I ask the taxis to do drive through McDonald’s when I leave the airport. They laugh but oblige me, impatient after 4 months without those fries of heaven, that QuarterPounder of bliss and that Diet Coke of pure perfection. There is a PhD thesis waiting to be written about why, empirically, McDonald’s Diet Coke, full of ice, is the apex of Diet Cokeness. There is something so cute about a sweet shiny grey can, and yet, yet, yet, that large cup, white with a bit of yellow, that small splash of red, that straw, at the right angle, that ice, so cool and crisp. That moment when the counterperson slides the cup to you and you pick it up, savoring the heft, the utter complete ‘rightness’ of that large Diet Coke. Three seconds to order, one minute to wait and it is yours. Yours, completely, to cart around, sip, enjoy, savor, your portable chalice of joy.

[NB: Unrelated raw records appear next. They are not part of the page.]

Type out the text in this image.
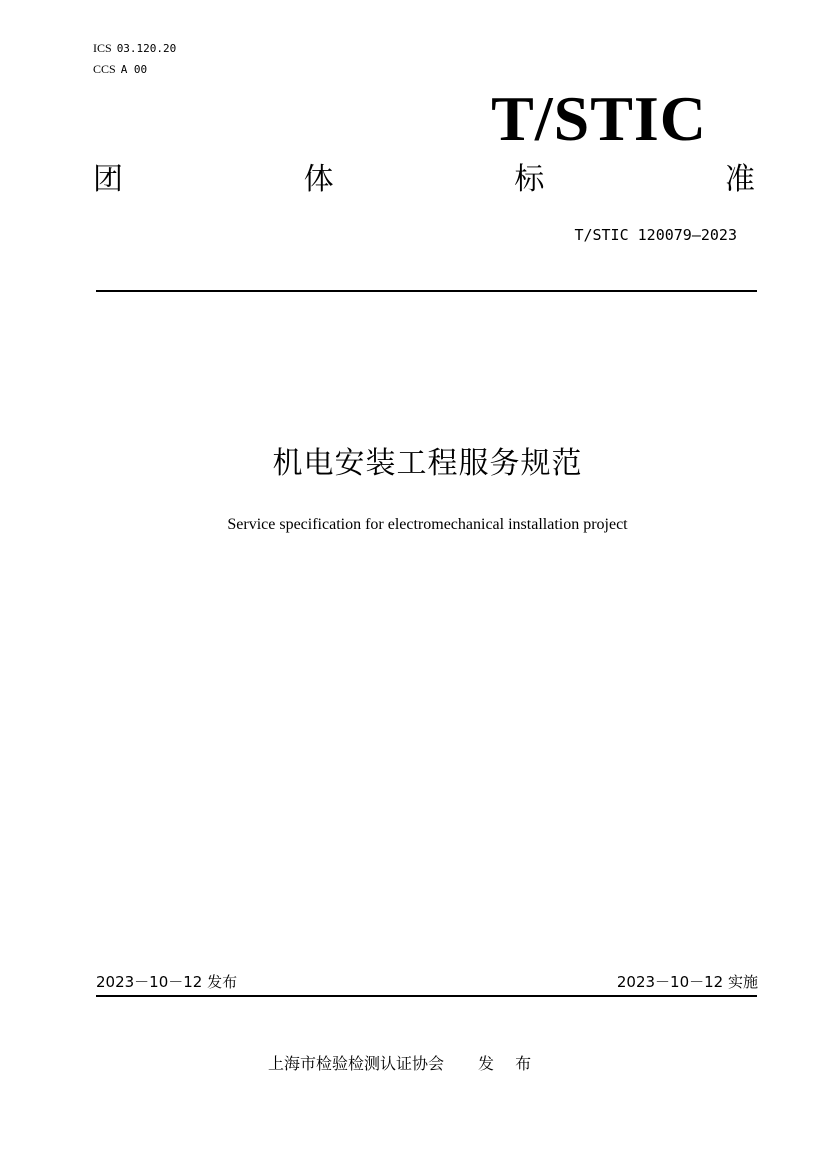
ICS 03.120.20
CCS A 00
T/STIC
团	体	标	准
T/STIC 120079—2023
机电安装工程服务规范
Service specification for electromechanical installation project
2023－10－12 发布	2023－10－12 实施
上海市检验检测认证协会 发 布
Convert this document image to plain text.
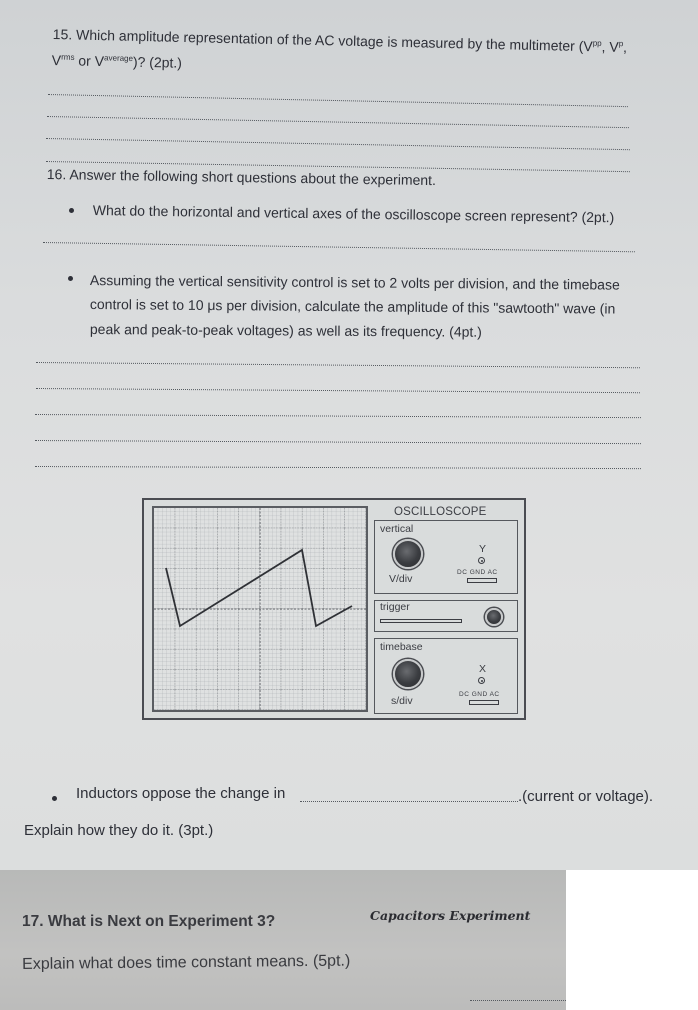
15. Which amplitude representation of the AC voltage is measured by the multimeter ($V^{pp}$, $V^p$,
$V^{rms}$ or $V^{average}$)? (2pt.)
16. Answer the following short questions about the experiment.
What do the horizontal and vertical axes of the oscilloscope screen represent? (2pt.)
Assuming the vertical sensitivity control is set to 2 volts per division, and the timebase
control is set to 10 μs per division, calculate the amplitude of this "sawtooth" wave (in
peak and peak-to-peak voltages) as well as its frequency. (4pt.)
OSCILLOSCOPE
vertical
V/div
Y
DC GND AC
trigger
timebase
s/div
X
DC GND AC
Inductors oppose the change in	.(current or voltage).
Explain how they do it. (3pt.)
17. What is Next on Experiment 3?	Capacitors Experiment
Explain what does time constant means. (5pt.)
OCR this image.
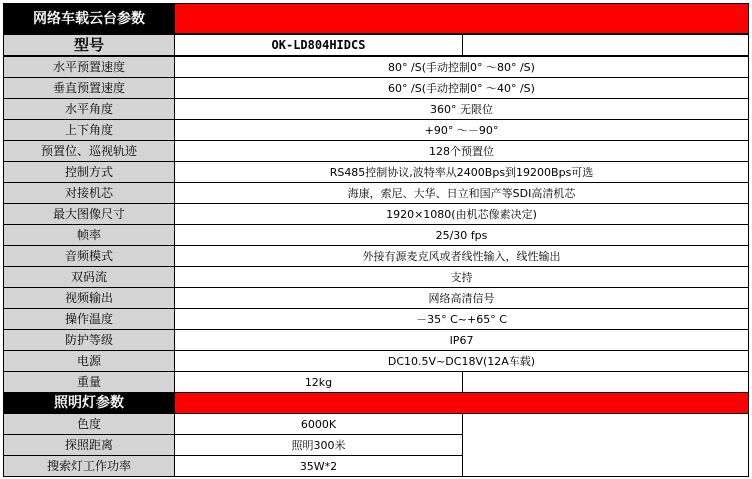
网络车载云台参数
型号	OK-LD804HIDCS
水平预置速度	80° /S(手动控制0° ～80° /S)
垂直预置速度	60° /S(手动控制0° ～40° /S)
水平角度	360° 无限位
上下角度	+90° ～－90°
预置位、巡视轨迹	128个预置位
控制方式	RS485控制协议,波特率从2400Bps到19200Bps可选
对接机芯	海康，索尼、大华、日立和国产等SDI高清机芯
最大图像尺寸	1920×1080(由机芯像素决定)
帧率	25/30 fps
音频模式	外接有源麦克风或者线性输入，线性输出
双码流	支持
视频输出	网络高清信号
操作温度	－35° C~+65° C
防护等级	IP67
电源	DC10.5V~DC18V(12A车载)
重量	12kg
照明灯参数
色度	6000K
探照距离	照明300米
搜索灯工作功率	35W*2
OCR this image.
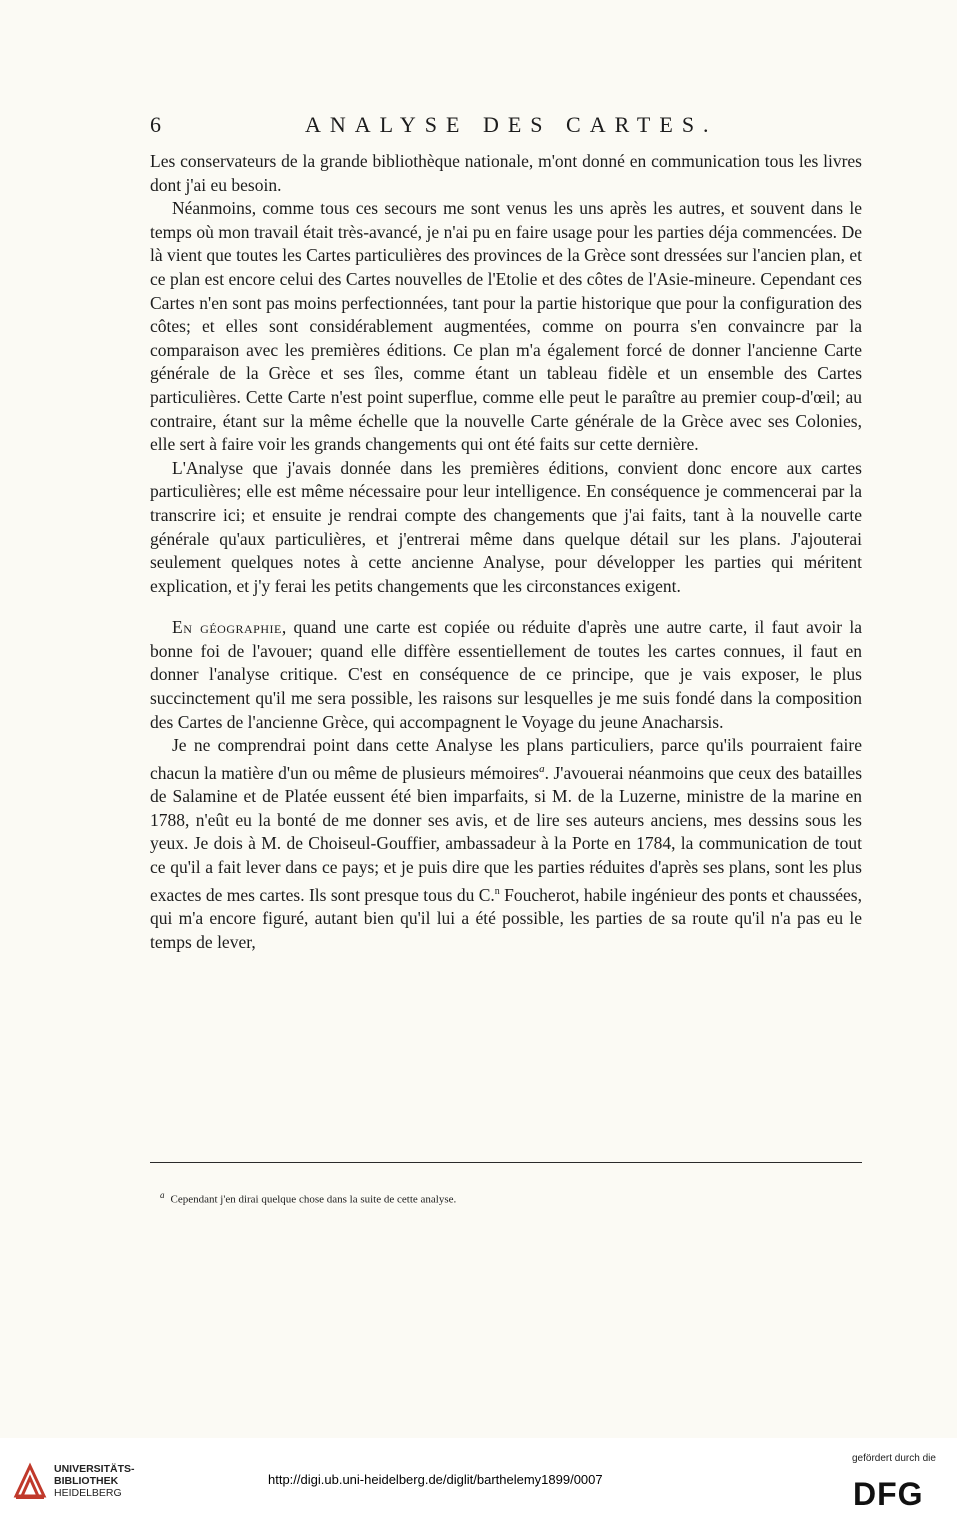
6	ANALYSE DES CARTES.

Les conservateurs de la grande bibliothèque nationale, m'ont donné en communication tous les livres dont j'ai eu besoin.

Néanmoins, comme tous ces secours me sont venus les uns après les autres, et souvent dans le temps où mon travail était très-avancé, je n'ai pu en faire usage pour les parties déja commencées. De là vient que toutes les Cartes particulières des provinces de la Grèce sont dressées sur l'ancien plan, et ce plan est encore celui des Cartes nouvelles de l'Etolie et des côtes de l'Asie-mineure. Cependant ces Cartes n'en sont pas moins perfectionnées, tant pour la partie historique que pour la configuration des côtes; et elles sont considérablement augmentées, comme on pourra s'en convaincre par la comparaison avec les premières éditions. Ce plan m'a également forcé de donner l'ancienne Carte générale de la Grèce et ses îles, comme étant un tableau fidèle et un ensemble des Cartes particulières. Cette Carte n'est point superflue, comme elle peut le paraître au premier coup-d'œil; au contraire, étant sur la même échelle que la nouvelle Carte générale de la Grèce avec ses Colonies, elle sert à faire voir les grands changements qui ont été faits sur cette dernière.

L'Analyse que j'avais donnée dans les premières éditions, convient donc encore aux cartes particulières; elle est même nécessaire pour leur intelligence. En conséquence je commencerai par la transcrire ici; et ensuite je rendrai compte des changements que j'ai faits, tant à la nouvelle carte générale qu'aux particulières, et j'entrerai même dans quelque détail sur les plans. J'ajouterai seulement quelques notes à cette ancienne Analyse, pour développer les parties qui méritent explication, et j'y ferai les petits changements que les circonstances exigent.

En géographie, quand une carte est copiée ou réduite d'après une autre carte, il faut avoir la bonne foi de l'avouer; quand elle diffère essentiellement de toutes les cartes connues, il faut en donner l'analyse critique. C'est en conséquence de ce principe, que je vais exposer, le plus succinctement qu'il me sera possible, les raisons sur lesquelles je me suis fondé dans la composition des Cartes de l'ancienne Grèce, qui accompagnent le Voyage du jeune Anacharsis.

Je ne comprendrai point dans cette Analyse les plans particuliers, parce qu'ils pourraient faire chacun la matière d'un ou même de plusieurs mémoires$^a$. J'avouerai néanmoins que ceux des batailles de Salamine et de Platée eussent été bien imparfaits, si M. de la Luzerne, ministre de la marine en 1788, n'eût eu la bonté de me donner ses avis, et de lire ses auteurs anciens, mes dessins sous les yeux. Je dois à M. de Choiseul-Gouffier, ambassadeur à la Porte en 1784, la communication de tout ce qu'il a fait lever dans ce pays; et je puis dire que les parties réduites d'après ses plans, sont les plus exactes de mes cartes. Ils sont presque tous du C.$^n$ Foucherot, habile ingénieur des ponts et chaussées, qui m'a encore figuré, autant bien qu'il lui a été possible, les parties de sa route qu'il n'a pas eu le temps de lever,

$^a$ Cependant j'en dirai quelque chose dans la suite de cette analyse.
UNIVERSITÄTS-
BIBLIOTHEK
HEIDELBERG
http://digi.ub.uni-heidelberg.de/diglit/barthelemy1899/0007
gefördert durch die
DFG
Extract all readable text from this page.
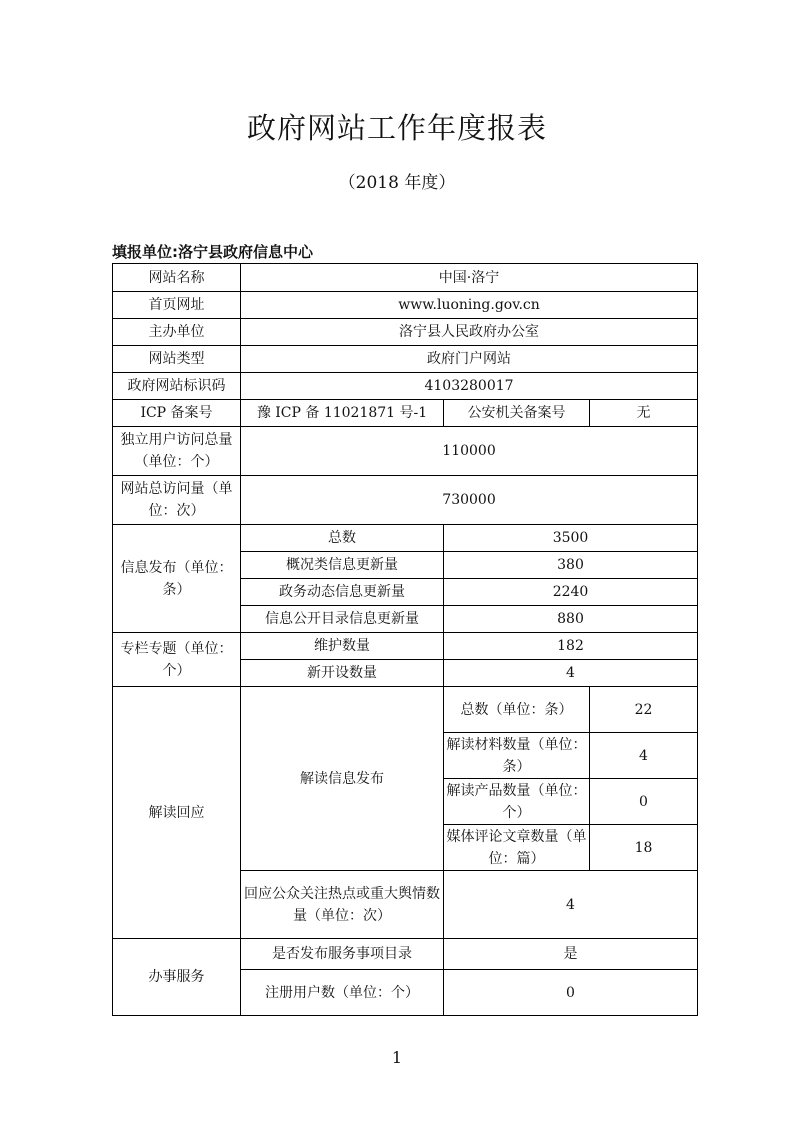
政府网站工作年度报表
（2018 年度）
填报单位:洛宁县政府信息中心
网站名称	中国·洛宁		
首页网址	www.luoning.gov.cn		
主办单位	洛宁县人民政府办公室		
网站类型	政府门户网站		
政府网站标识码	4103280017		
ICP 备案号	豫 ICP 备 11021871 号-1	公安机关备案号	无
独立用户访问总量（单位：个）	110000		
网站总访问量（单位：次）	730000		
信息发布（单位：条）	总数	3500	
	概况类信息更新量	380	
	政务动态信息更新量	2240	
	信息公开目录信息更新量	880	
专栏专题（单位：个）	维护数量	182	
	新开设数量	4	
解读回应	解读信息发布	总数（单位：条）	22
		解读材料数量（单位：条）	4
		解读产品数量（单位：个）	0
		媒体评论文章数量（单位：篇）	18
	回应公众关注热点或重大舆情数量（单位：次）	4	
办事服务	是否发布服务事项目录	是	
	注册用户数（单位：个）	0	
1
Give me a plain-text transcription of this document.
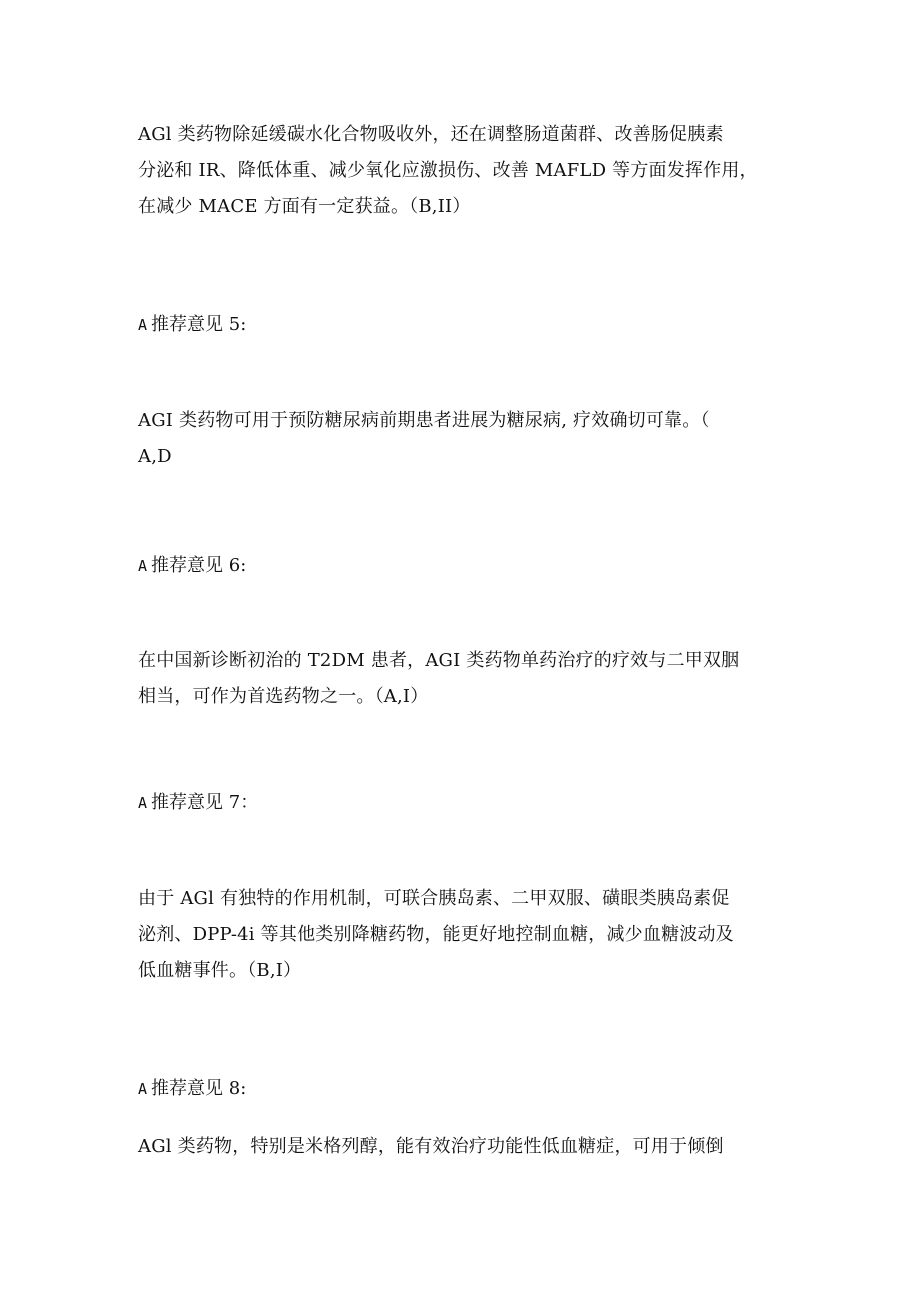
AGl 类药物除延缓碳水化合物吸收外，还在调整肠道菌群、改善肠促胰素
分泌和 IR、降低体重、减少氧化应激损伤、改善 MAFLD 等方面发挥作用，
在减少 MACE 方面有一定获益。（B,II）

A 推荐意见 5:

AGI 类药物可用于预防糖尿病前期患者进展为糖尿病, 疗效确切可靠。（
A,D

A 推荐意见 6:

在中国新诊断初治的 T2DM 患者，AGI 类药物单药治疗的疗效与二甲双胭
相当，可作为首选药物之一。（A,I）

A 推荐意见 7：

由于 AGl 有独特的作用机制，可联合胰岛素、二甲双服、磺眼类胰岛素促
泌剂、DPP-4i 等其他类别降糖药物，能更好地控制血糖，减少血糖波动及
低血糖事件。（B,I）

A 推荐意见 8:

AGl 类药物，特别是米格列醇，能有效治疗功能性低血糖症，可用于倾倒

Oh absence makes the heart grow fonder. I have logged my time in small towns, and I like small towns. But the truth is I do not enjoy living full-time in a small towns surrounded by nice, healthy people in vegetable-dyed wool sweaters. Kindly, outdoorsy people make me snarky and bitter, hard as that may be to believe. There comes that time when you start to hanker for the big smoke.
And I have done pretty well in here – heading to Dubai, Abu Dhabi and Doha now and then. Of course, before you go, you have to ask your friends what they want. This is a sacred ritual of living in a small town – when you head to the bright lights, you need bring something back for your people. One trip’s list was: flax, verbena tea, vitamin E, coffee beans, melatonin, baby asparagus, rye bread, and cape gooseberries Which just goes to show that you will ever know what you will miss until you goes through the semi-deprivation of living in a small town. One European who visited me marveled at the “huge selection” of food available. “Hmm, and what would you make for dinner?” I asked.
“Vegetables with pasta!”
“And the next night?”
“Vegetables with pasta are really good.”
I think he would last about two weeks.
After a few months, when I start to get twitchy, I book a ticket, get off the plane and head straight to a mall. Central air-conditioning, florescent lights, people passing, talking, life, energy and Baskin Robbin’s ice cream. Then the grocery store. Oh the grocery store, huge space, linoleum floors, giant grey metal carts like T-Rexs prowling the aisles. I am transported: “Party fever” spray deodorant, hokey-pokey (ask someone from New Zealand), “Sweat” sport drink, red mung beans in syrup, Jaggery (isn’t that a Dickens’s character?), angel delight, “Sausages Tonight,” Tim-Tams (ask someone from Australia), “Chicago Sauce,” pineapple gel in syrup, fish maw soup, jungle oats with a recipe on the side for “fish cakes” which begins with “one tin of sardines in tomato sauce.”
The oil aisle – of course you have your basics: almond oil, sunflower, Crisco, coconut oil, pure ghee, Mazola, grape seed, peanut oil and then the flights of fancy take off: olive oil from Spain and Italy, toasted sesame oil, gingelly oil, olive pomace oil, ground nut, walnut oil from France, basil, lemon, soy bean, avocado oil.
The spice section: “Spice for Rice,” peri-peri, “Zeal” (aka MSG), “Spice for Mince,” “Veggie Season,” “Zulu Fine,” Origanum, juniper berries, char-grilled smoking BBQ spice, bits of raw sugar and cinnamon sticks in a grinder.
Another few hours of shopping, to the hotel, cafe in the morning, and onward to more shopping. The things I carried back: French apple cookies, Blue Diamond almonds, brownie mix, gold mirrored coasters, five bottles of perfumes, three bottles of nail polish, eyeliner, long-stay lipstick, birthday cards, wallet, chocolate bars, Australian nougat, and stuffed green olives.
I got on the plane home clutching a latte, back to real life. Goodbye Big Smoke.